Gediz Deltası, İklim Değişikliği ve Kirlilikle Mücadele Ediyor
Türkiye'nin önemli sulak alanlarından Gediz Deltası, iklim değişikliği ve kirlilik nedeniyle ciddi tehditlerle karşı karşıya. Uzmanlar, kuraklık, tatlı su eksikliği ve bölgedeki kirlenmenin biyoçeşitliliği tehdit ettiğini belirtiyor.
Gediz Deltası, Türkiye'nin kıymetli sulak alanlarından biri olup, iklim değişikliğinin ve kirliliğin olumsuz etkilerine maruz kalmaktadır.
Murat Dağı'ndan kaynaklanan Gediz Nehri, Kütahya, Uşak, Manisa ve İzmir illerinden geçerek verimli ovaları sulamakta, 401 kilometrelik yolculuğunun sonunda İzmir Körfezi'nde 400 kilometrekarelik bir delta oluşturmaktadır.
Doğal Sit Alanı ve Ramsar alanlarından biri olan delta, Türkiye'nin uluslararası öneme sahip 14 sulak alanından biri olarak koruma altındadır.
Flamingolar başta olmak üzere birçok kuş ve canlı türüne yaşam alanı sağlayan Gediz Deltası, ülkemizin en büyük kıyı sulak alanlarından biridir.
Kuraklık, en büyük tehdit olarak öne çıkıyor.
Ege Üniversitesi Su Ürünleri Fakültesi Dekan Yardımcısı Prof.

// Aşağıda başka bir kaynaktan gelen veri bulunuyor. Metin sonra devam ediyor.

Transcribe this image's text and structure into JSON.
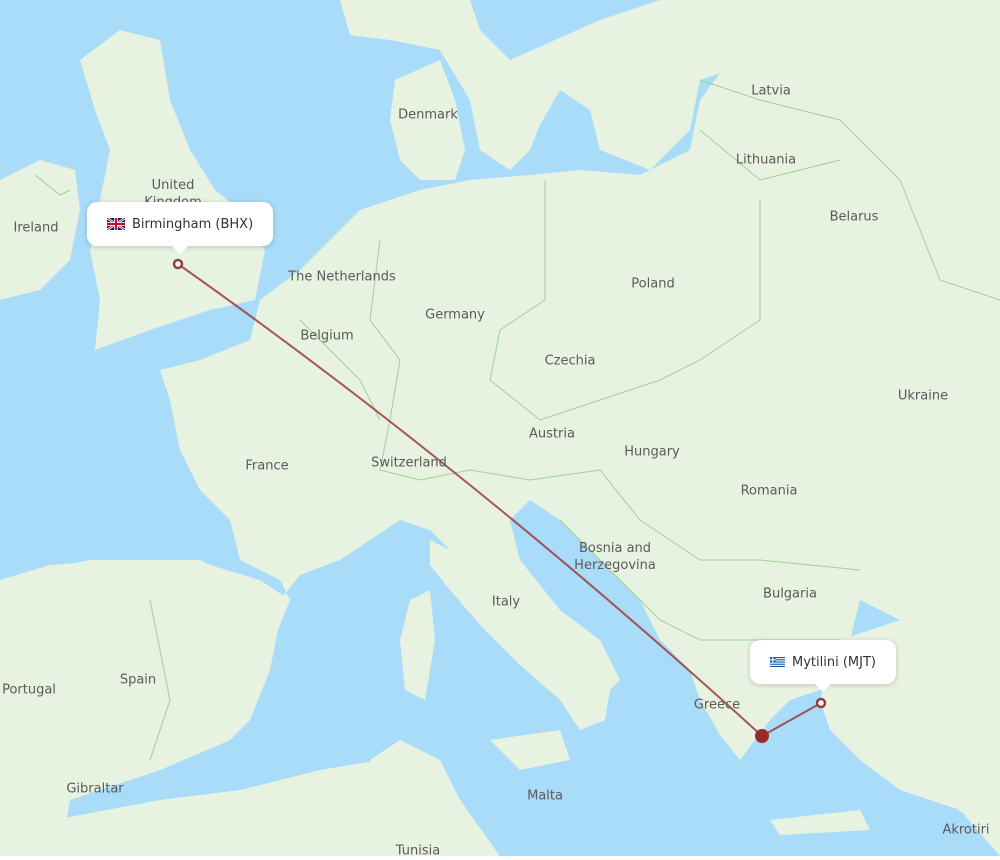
{
  "map": {
    "colors": {
      "sea": "#a8dcf8",
      "land": "#e8f2e0",
      "land_dark": "#dcebd2",
      "border": "#9fd19a",
      "route": "#9b3b3b",
      "marker_fill": "#9b2a2a"
    },
    "country_labels": [
      {
        "id": "ireland",
        "text": "Ireland"
      },
      {
        "id": "united-kingdom",
        "text": "United Kingdom"
      },
      {
        "id": "denmark",
        "text": "Denmark"
      },
      {
        "id": "netherlands",
        "text": "The Netherlands"
      },
      {
        "id": "belgium",
        "text": "Belgium"
      },
      {
        "id": "germany",
        "text": "Germany"
      },
      {
        "id": "france",
        "text": "France"
      },
      {
        "id": "switzerland",
        "text": "Switzerland"
      },
      {
        "id": "austria",
        "text": "Austria"
      },
      {
        "id": "czechia",
        "text": "Czechia"
      },
      {
        "id": "poland",
        "text": "Poland"
      },
      {
        "id": "latvia",
        "text": "Latvia"
      },
      {
        "id": "lithuania",
        "text": "Lithuania"
      },
      {
        "id": "belarus",
        "text": "Belarus"
      },
      {
        "id": "ukraine",
        "text": "Ukraine"
      },
      {
        "id": "hungary",
        "text": "Hungary"
      },
      {
        "id": "romania",
        "text": "Romania"
      },
      {
        "id": "bosnia",
        "text": "Bosnia and Herzegovina"
      },
      {
        "id": "italy",
        "text": "Italy"
      },
      {
        "id": "bulgaria",
        "text": "Bulgaria"
      },
      {
        "id": "greece",
        "text": "Greece"
      },
      {
        "id": "spain",
        "text": "Spain"
      },
      {
        "id": "portugal",
        "text": "Portugal"
      },
      {
        "id": "gibraltar",
        "text": "Gibraltar"
      },
      {
        "id": "malta",
        "text": "Malta"
      },
      {
        "id": "tunisia",
        "text": "Tunisia"
      },
      {
        "id": "akrotiri",
        "text": "Akrotiri"
      }
    ],
    "origin": {
      "name": "Birmingham (BHX)",
      "flag": "uk-flag-icon"
    },
    "destination": {
      "name": "Mytilini (MJT)",
      "flag": "greece-flag-icon"
    },
    "stopover_marker": "athens-marker"
  }
}
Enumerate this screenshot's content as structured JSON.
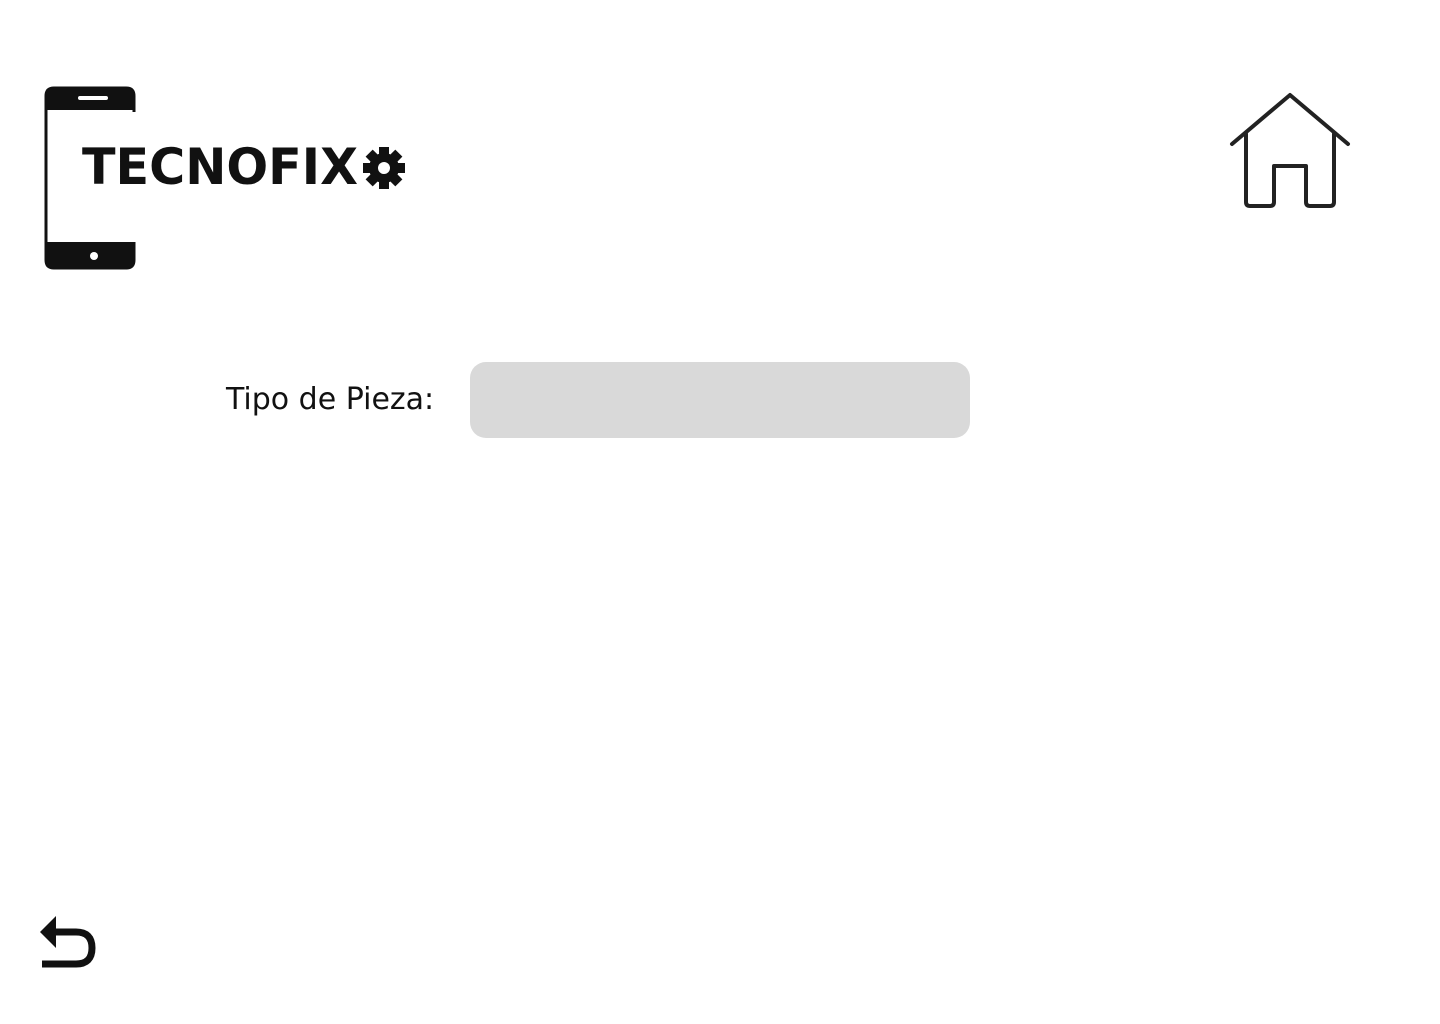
{
  "brand": {
    "name": "TECNOFIX",
    "logo_icon": "smartphone-gear-logo"
  },
  "header": {
    "home_icon": "home-icon"
  },
  "form": {
    "piece_type": {
      "label": "Tipo de Pieza:",
      "value": "",
      "placeholder": ""
    }
  },
  "footer": {
    "back_icon": "undo-arrow-icon"
  },
  "colors": {
    "background": "#ffffff",
    "text": "#111111",
    "input_background": "#d9d9d9",
    "icon": "#111111"
  }
}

Dr. Halil Şen, AA muhabiriyle yaptığı görüşmede, deltanın hem tarım hem de biyoçeşitlilik açısından Ege Bölgesi için hayati önem taşıdığını vurguladı.
Prof. Şen, iklim değişikliğinin bölgedeki sıcaklık artışına, şiddetli rüzgarlara ve azalan yağışlara yol açtığını, bunun sonucunda deniz suyunun nehrin iç kısımlarına doğru ilerlediğini ve canlı türlerinde azalmaya neden olduğunu belirtti.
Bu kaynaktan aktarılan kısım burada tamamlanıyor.